Duke's Cheung-Miaw Traces Origins of Asian American Identity to '60s Student Activism and Vietnam War.

December 29, 2021

By Meredith Watkins

Wednesdays at the Center Duke University_Calvin-Cheung-Miaw

In a virtual Wednesdays at the Center event, Calvin Cheung-Miaw, Assistant Research Professor of History at Duke University, spoke on the activist origins of the Asian American identity, with a focus on how Asian Americans thought about multiethnic and multiracial solidarity in the 1960’s.

In his lecture, Cheung-Miaw traced the origins of the Asian American identity to college student activists in the Bay Area of California during the 1960’s, specifically in the shadow of the Vietnam War.

The term “Asian American” was coined in 1968 by University of California, Berkeley graduate student Yuji Ichioka, when he and his partner, Emma Gee, founded the Asian American Political Alliance (AAPA) on campus. Unlike other student groups for people of Asian descent, AAPA “championed Asian American identity as an explicit rejection of the stereotypes associated with the label ‘oriental’ and as a provocation to political action,” Cheung-Miaw explained.

AAPA closely aligned itself with the then-popular concept of third worldism, which in the American context, was “the idea that Asian Americans, African Americans, LatinX Americans, and Native American communities all confronted analogous, though not identical, situations of racial oppression and those communities were all engaged in parallel struggles for self-determination,” Cheung-Miaw explained.

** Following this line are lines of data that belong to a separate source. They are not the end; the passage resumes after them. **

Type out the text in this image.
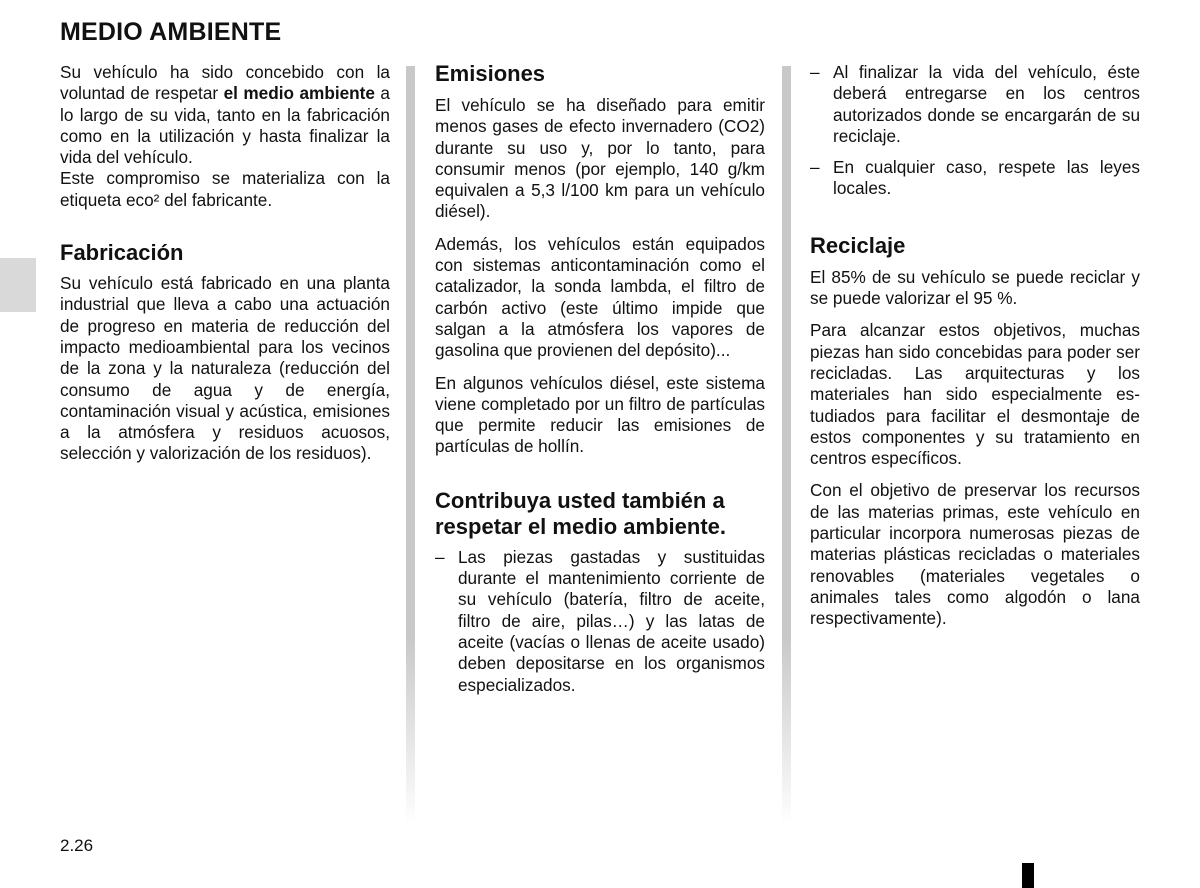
MEDIO AMBIENTE

Su vehículo ha sido concebido con la voluntad de respetar el medio ambiente a lo largo de su vida, tanto en la fabricación como en la utilización y hasta finalizar la vida del vehículo.

Este compromiso se materializa con la etiqueta eco² del fabricante.

Fabricación

Su vehículo está fabricado en una planta industrial que lleva a cabo una actuación de progreso en materia de reducción del impacto medioambiental para los vecinos de la zona y la naturaleza (reducción del consumo de agua y de energía, contaminación visual y acústica, emisiones a la atmósfera y residuos acuosos, selección y valorización de los residuos).

Emisiones

El vehículo se ha diseñado para emitir menos gases de efecto invernadero (CO2) durante su uso y, por lo tanto, para consumir menos (por ejemplo, 140 g/km equivalen a 5,3 l/100 km para un vehículo diésel).

Además, los vehículos están equipados con sistemas anticontaminación como el catalizador, la sonda lambda, el filtro de carbón activo (este último impide que salgan a la atmósfera los vapores de gasolina que provienen del depósito)...

En algunos vehículos diésel, este sistema viene completado por un filtro de partículas que permite reducir las emisiones de partículas de hollín.

Contribuya usted también a respetar el medio ambiente.
– Las piezas gastadas y sustituidas durante el mantenimiento corriente de su vehículo (batería, filtro de aceite, filtro de aire, pilas…) y las latas de aceite (vacías o llenas de aceite usado) deben depositarse en los organismos especializados.
– Al finalizar la vida del vehículo, éste deberá entregarse en los centros autorizados donde se encargarán de su reciclaje.
– En cualquier caso, respete las leyes locales.
Reciclaje

El 85% de su vehículo se puede reciclar y se puede valorizar el 95 %.

Para alcanzar estos objetivos, muchas piezas han sido concebidas para poder ser recicladas. Las arquitecturas y los materiales han sido especialmente estudiados para facilitar el desmontaje de estos componentes y su tratamiento en centros específicos.

Con el objetivo de preservar los recursos de las materias primas, este vehículo en particular incorpora numerosas piezas de materias plásticas recicladas o materiales renovables (materiales vegetales o animales tales como algodón o lana respectivamente).

2.26
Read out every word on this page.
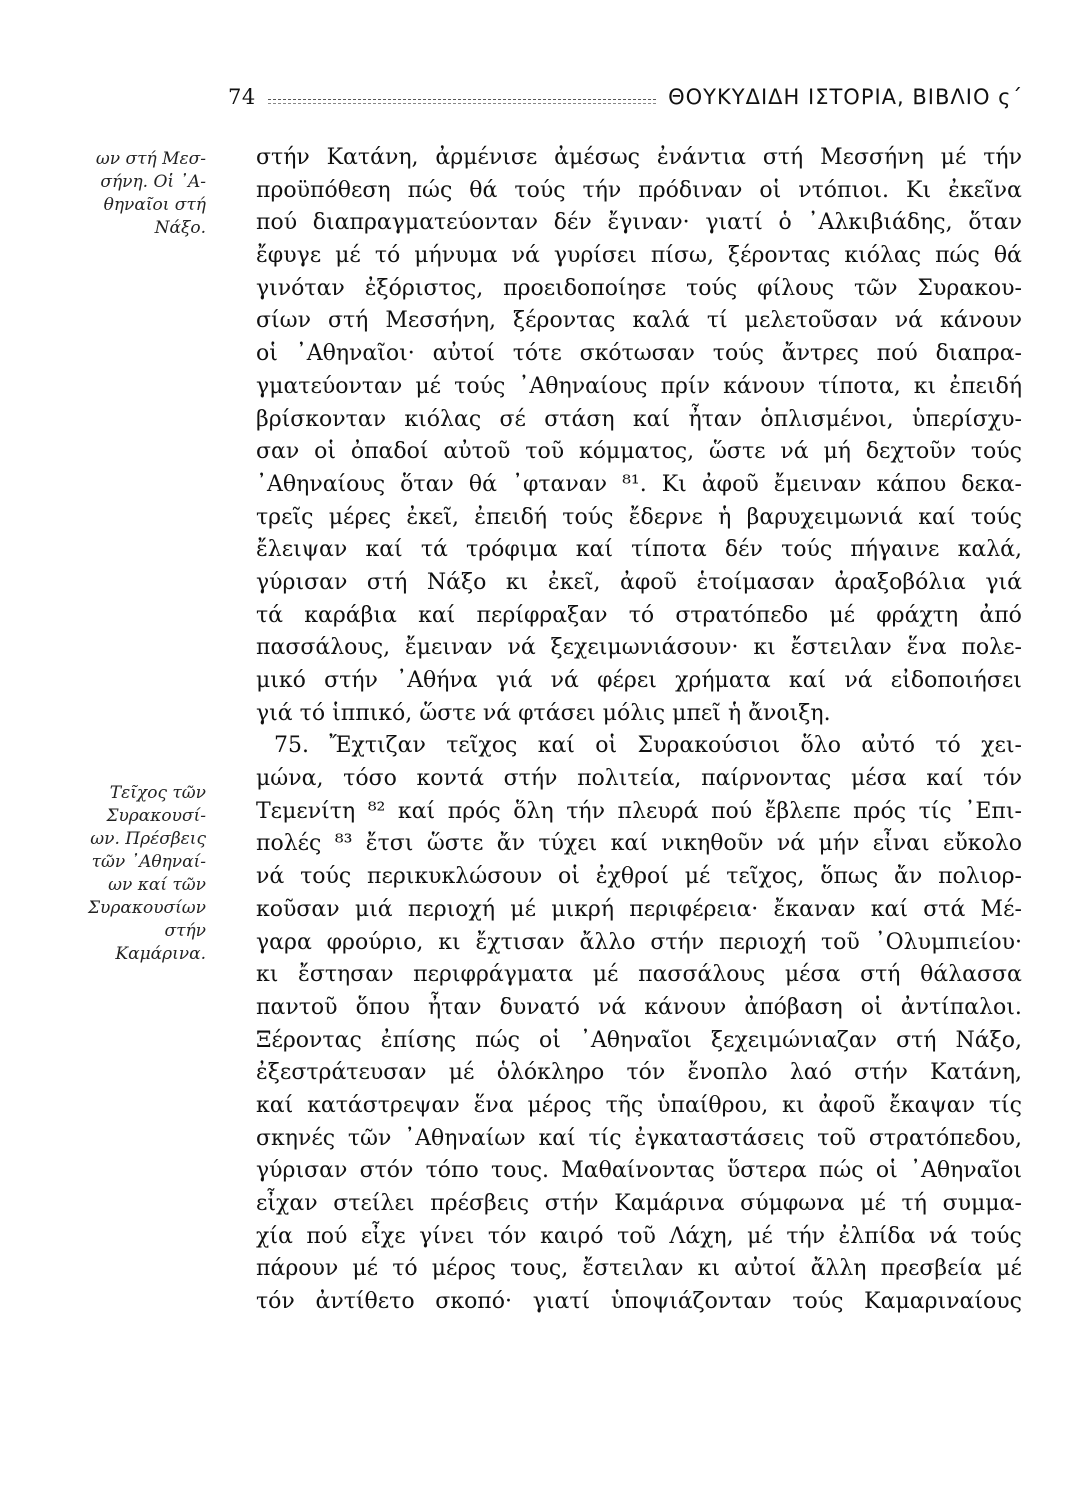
74	ΘΟΥΚΥΔΙΔΗ ΙΣΤΟΡΙΑ, ΒΙΒΛΙΟ ς΄
ων στή Μεσ-
σήνη. Οἱ ᾿Α-
θηναῖοι στή
Νάξο.
Τεῖχος τῶν
Συρακουσί-
ων. Πρέσβεις
τῶν ᾿Αθηναί-
ων καί τῶν
Συρακουσίων
στήν
Καμάρινα.
στήν Κατάνη, ἀρμένισε ἀμέσως ἐνάντια στή Μεσσήνη μέ τήν
προϋπόθεση πώς θά τούς τήν πρόδιναν οἱ ντόπιοι. Κι ἐκεῖνα
πού διαπραγματεύονταν δέν ἔγιναν· γιατί ὁ ᾿Αλκιβιάδης, ὅταν
ἔφυγε μέ τό μήνυμα νά γυρίσει πίσω, ξέροντας κιόλας πώς θά
γινόταν ἐξόριστος, προειδοποίησε τούς φίλους τῶν Συρακου-
σίων στή Μεσσήνη, ξέροντας καλά τί μελετοῦσαν νά κάνουν
οἱ ᾿Αθηναῖοι· αὐτοί τότε σκότωσαν τούς ἄντρες πού διαπρα-
γματεύονταν μέ τούς ᾿Αθηναίους πρίν κάνουν τίποτα, κι ἐπειδή
βρίσκονταν κιόλας σέ στάση καί ἦταν ὁπλισμένοι, ὑπερίσχυ-
σαν οἱ ὀπαδοί αὐτοῦ τοῦ κόμματος, ὥστε νά μή δεχτοῦν τούς
᾿Αθηναίους ὅταν θά ᾿φταναν ⁸¹. Κι ἀφοῦ ἔμειναν κάπου δεκα-
τρεῖς μέρες ἐκεῖ, ἐπειδή τούς ἔδερνε ἡ βαρυχειμωνιά καί τούς
ἔλειψαν καί τά τρόφιμα καί τίποτα δέν τούς πήγαινε καλά,
γύρισαν στή Νάξο κι ἐκεῖ, ἀφοῦ ἑτοίμασαν ἀραξοβόλια γιά
τά καράβια καί περίφραξαν τό στρατόπεδο μέ φράχτη ἀπό
πασσάλους, ἔμειναν νά ξεχειμωνιάσουν· κι ἔστειλαν ἕνα πολε-
μικό στήν ᾿Αθήνα γιά νά φέρει χρήματα καί νά εἰδοποιήσει
γιά τό ἱππικό, ὥστε νά φτάσει μόλις μπεῖ ἡ ἄνοιξη.
75. Ἔχτιζαν τεῖχος καί οἱ Συρακούσιοι ὅλο αὐτό τό χει-
μώνα, τόσο κοντά στήν πολιτεία, παίρνοντας μέσα καί τόν
Τεμενίτη ⁸² καί πρός ὅλη τήν πλευρά πού ἔβλεπε πρός τίς ᾿Επι-
πολές ⁸³ ἔτσι ὥστε ἄν τύχει καί νικηθοῦν νά μήν εἶναι εὔκολο
νά τούς περικυκλώσουν οἱ ἐχθροί μέ τεῖχος, ὅπως ἄν πολιορ-
κοῦσαν μιά περιοχή μέ μικρή περιφέρεια· ἔκαναν καί στά Μέ-
γαρα φρούριο, κι ἔχτισαν ἄλλο στήν περιοχή τοῦ ᾿Ολυμπιείου·
κι ἔστησαν περιφράγματα μέ πασσάλους μέσα στή θάλασσα
παντοῦ ὅπου ἦταν δυνατό νά κάνουν ἀπόβαση οἱ ἀντίπαλοι.
Ξέροντας ἐπίσης πώς οἱ ᾿Αθηναῖοι ξεχειμώνιαζαν στή Νάξο,
ἐξεστράτευσαν μέ ὁλόκληρο τόν ἔνοπλο λαό στήν Κατάνη,
καί κατάστρεψαν ἕνα μέρος τῆς ὑπαίθρου, κι ἀφοῦ ἔκαψαν τίς
σκηνές τῶν ᾿Αθηναίων καί τίς ἐγκαταστάσεις τοῦ στρατόπεδου,
γύρισαν στόν τόπο τους. Μαθαίνοντας ὕστερα πώς οἱ ᾿Αθηναῖοι
εἶχαν στείλει πρέσβεις στήν Καμάρινα σύμφωνα μέ τή συμμα-
χία πού εἶχε γίνει τόν καιρό τοῦ Λάχη, μέ τήν ἐλπίδα νά τούς
πάρουν μέ τό μέρος τους, ἔστειλαν κι αὐτοί ἄλλη πρεσβεία μέ
τόν ἀντίθετο σκοπό· γιατί ὑποψιάζονταν τούς Καμαριναίους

Inspired by third worldism, AAPA brought people together not because of a shared ethnicity or cultural background, but a shared situation of racial oppression facing all Asians in the United States. 

Cheung-Miaw argued that the brutality and racism the American military perpetuated against the Vietnamese during the Vietnam War helped to further create a sense of solidarity between Asian communities within the United States and abroad.

“It is impossible to overstate the impact of Vietnam war on an entire generation of Asian American activists,” Cheung-Miaw said, “and more than anything else, the Vietnam War taught young Asian American activists to think about race in global and geopolitical terms.”

The talk, titled “Solidarity! Third Worldism and The Activist Origins of Asian American Studies,” was moderated by Esther Kim Lee, Professor in the Department of Theater Studies and the Director of Asian American & Diaspora Studies at Duke University.

This event was sponsored by Duke University's John Hope Franklin Center, the Duke University Center for International and Global Studies (DUCIGS), the Duke's Asian/Pacific Studies Center (APSI), and the Asian American and Diaspora Studies at Duke.